Truman Library, Spingarn papers, FTC International file

Memorandum by Federal Trade Commissioner Stephen J. Spingarn to the Chairman of the Federal Trade Commission (Mead)


In re: Publication of International Oil Cartel Report.

Attached is a memorandum which I have had prepared itemizing some of the constructive results that might be expected to follow the publication of our Oil Cartel Report. In view of the arguments which have been made on the other side, I thought it worthwhile to have such a memorandum prepared.

It occurs to me that when you see the President about this matter, you might think it worthwhile to give him a copy of this memorandum.

S[tephen] J. S[pingarn]
[Page 1265]


Memorandum Prepared by the Staff of the Federal Trade Commission


Some Constructive Results Which May Be Expected to Come From the Publication of the Federal Trade Commission’s International Oil Cartel Report

1. Publication of the international cartel report would be the most effective way of inducing oil companies to alter their restrictive policies and improve their relations with foreign governments in advance of the time when these governments will have a belligerent minority strong enough to nationalize the oil industry. It is much better that the facts be revealed now when there is still time for policies to be changed and differences settled by negotiation rather than suppressing the facts and postponing changes, as was the case in Iran, until the foreign oil companies are engulfed by a wave of hatred.

2. Publication of the report would not reveal to Middle East governments additional information which would enable them to take undue advantage of the oil companies in future negotiations. Middle East governments are acquainted with most of the major points made in the report. For example, in stating the grounds for the Iranian Government’s decision to nationalize the oil industry, an Iranian Government official stated:

“… In arriving at this conclusion, the Oil Commission was aware of the existence of the ‘World Oil Cartel’ and fully realized that the implementation of nationalization would be met by the opposition, not only of the AIOC and the British Government, but the other major oil companies as well. This opposition was expected in terms of the boycott of technical assistance, tanker transportation, and intimidation of independent companies who might otherwise consider buying oil from Iran.”*

Although they may not be aware of all the facts and details, they are well aware of the effects of the policies which the oil companies have followed. As a matter of fact, many of the Middle East governments have already acted upon information in their possession, [Page 1266] similar to much of that in the report, to bring about a change in oil company policies. Evidence of this is the new oil royalty agreements recently concluded by the governments of Iraq, Kuwait, and Saudi Arabia.

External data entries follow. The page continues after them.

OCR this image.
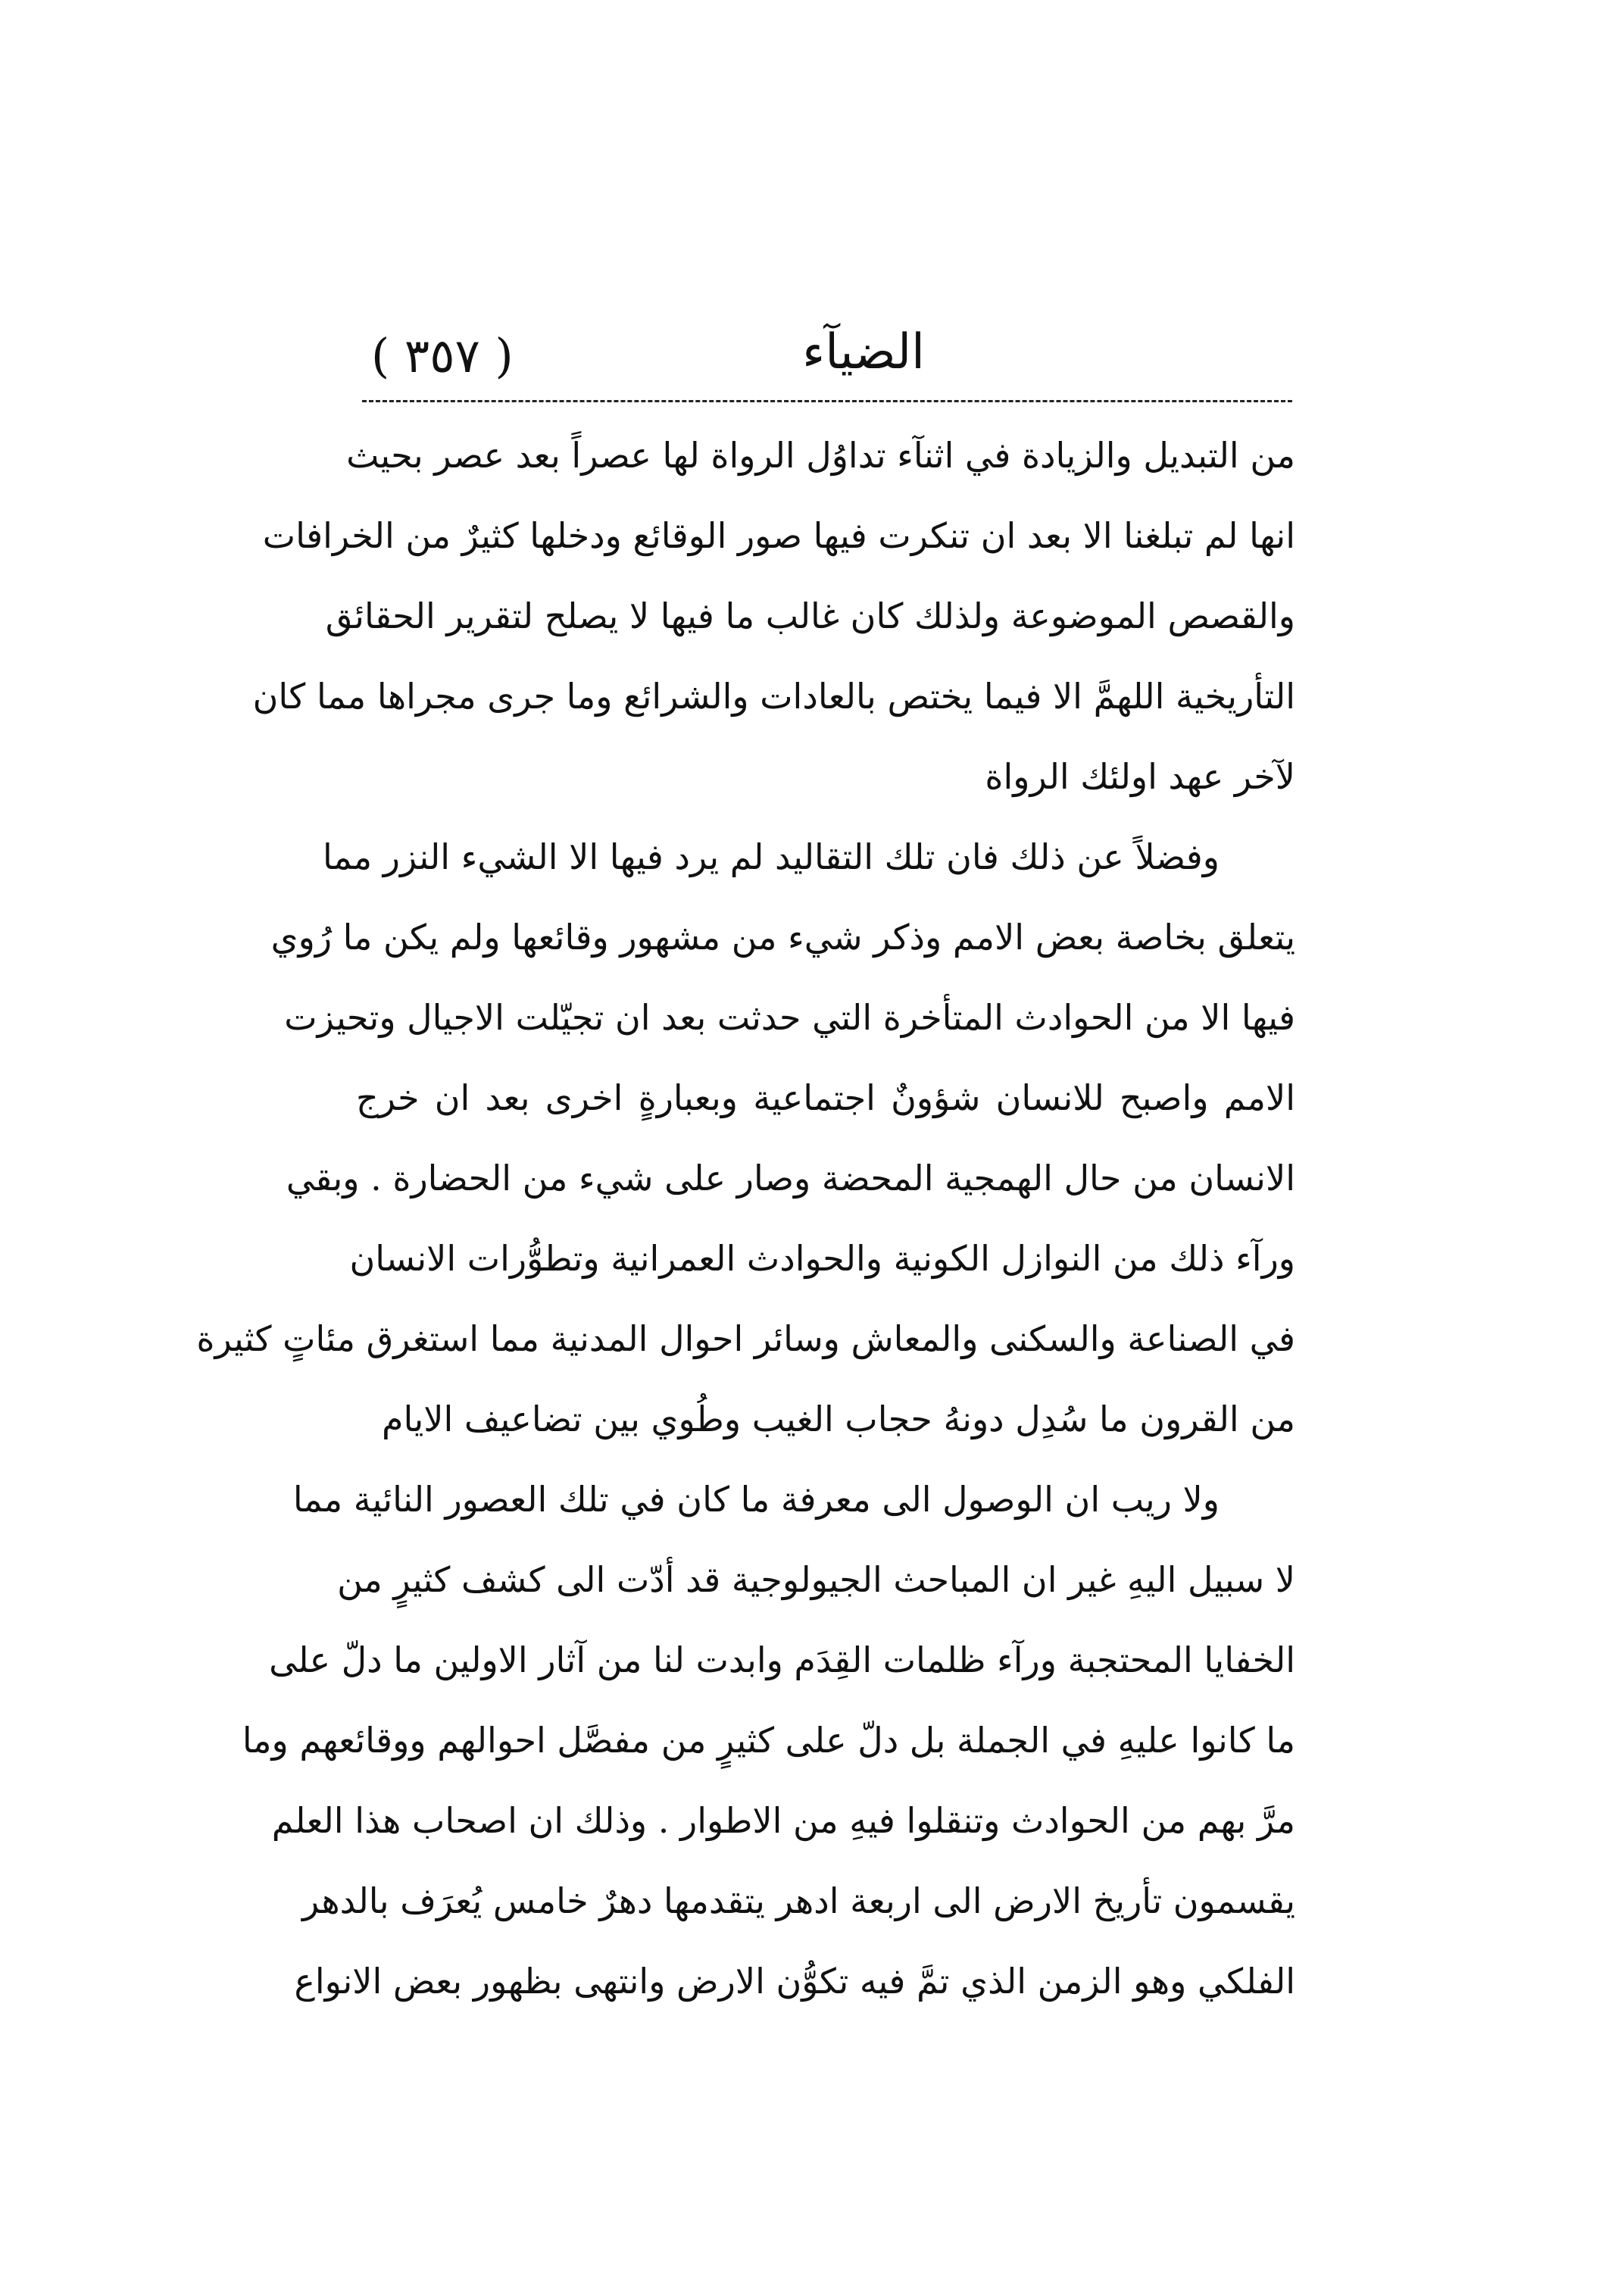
الضيآء
( ٣٥٧ )

من التبديل والزيادة في اثنآء تداوُل الرواة لها عصراً بعد عصر بحيث
انها لم تبلغنا الا بعد ان تنكرت فيها صور الوقائع ودخلها كثيرٌ من الخرافات
والقصص الموضوعة ولذلك كان غالب ما فيها لا يصلح لتقرير الحقائق
التأريخية اللهمَّ الا فيما يختص بالعادات والشرائع وما جرى مجراها مما كان
لآخر عهد اولئك الرواة

وفضلاً عن ذلك فان تلك التقاليد لم يرد فيها الا الشيء النزر مما
يتعلق بخاصة بعض الامم وذكر شيء من مشهور وقائعها ولم يكن ما رُوي
فيها الا من الحوادث المتأخرة التي حدثت بعد ان تجيّلت الاجيال وتحيزت
الامم واصبح للانسان شؤونٌ اجتماعية وبعبارةٍ اخرى بعد ان خرج
الانسان من حال الهمجية المحضة وصار على شيء من الحضارة . وبقي
ورآء ذلك من النوازل الكونية والحوادث العمرانية وتطوُّرات الانسان
في الصناعة والسكنى والمعاش وسائر احوال المدنية مما استغرق مئاتٍ كثيرة
من القرون ما سُدِل دونهُ حجاب الغيب وطُوي بين تضاعيف الايام

ولا ريب ان الوصول الى معرفة ما كان في تلك العصور النائية مما
لا سبيل اليهِ غير ان المباحث الجيولوجية قد أدّت الى كشف كثيرٍ من
الخفايا المحتجبة ورآء ظلمات القِدَم وابدت لنا من آثار الاولين ما دلّ على
ما كانوا عليهِ في الجملة بل دلّ على كثيرٍ من مفصَّل احوالهم ووقائعهم وما
مرَّ بهم من الحوادث وتنقلوا فيهِ من الاطوار . وذلك ان اصحاب هذا العلم
يقسمون تأريخ الارض الى اربعة ادهر يتقدمها دهرٌ خامس يُعرَف بالدهر
الفلكي وهو الزمن الذي تمَّ فيه تكوُّن الارض وانتهى بظهور بعض الانواع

3. Publication of the report would be an effective counter to the Communist propaganda, which is widely distributed in the Middle East and which claims, in effect, that the resources of the Middle East are subject to monopolistic exploitation at the hands of “Wall Street” with the support of the United States Government. To have one arm of the United States Government present the facts on the international petroleum cartel will show unmistakably that this government is opposed to cartels and monopoly by oil companies operating abroad and that exploitation will not be condoned.

4. Issuance of the oil report would tend to ease restrictions on world trade and stimulate rather than retard foreign investment. As the hold of the cartel is loosened, competition will to that degree be established; and as competition is reestablished, independent American companies, as well as cartel members, will have more opportunities for expanding foreign investments.

5. Publication of the facts respecting the private oil cartel will go a long way toward counteracting the view which appears to be developing in foreign lands that the United States talks at great length of removing international barriers to trade but does nothing about them. Issuance of the report would thus be a timely symbol of good faith on the part of this government. Moreover, a prerequisite to removal of international trade barriers is public knowledge of the nature and extent of those barriers.

6. Finally, issuance of the oil report would supply to both the Congress and the executive branches of the U.S. Government information essential to the formulation and administration of both domestic and international oil policies, and to the American public, information basic to intelligent public opinion.

  1. Oil Forum, “Iran Presents Its Case for Nationalization,” March 1952, p. 90. [Ellipsis and footnote in the source text.]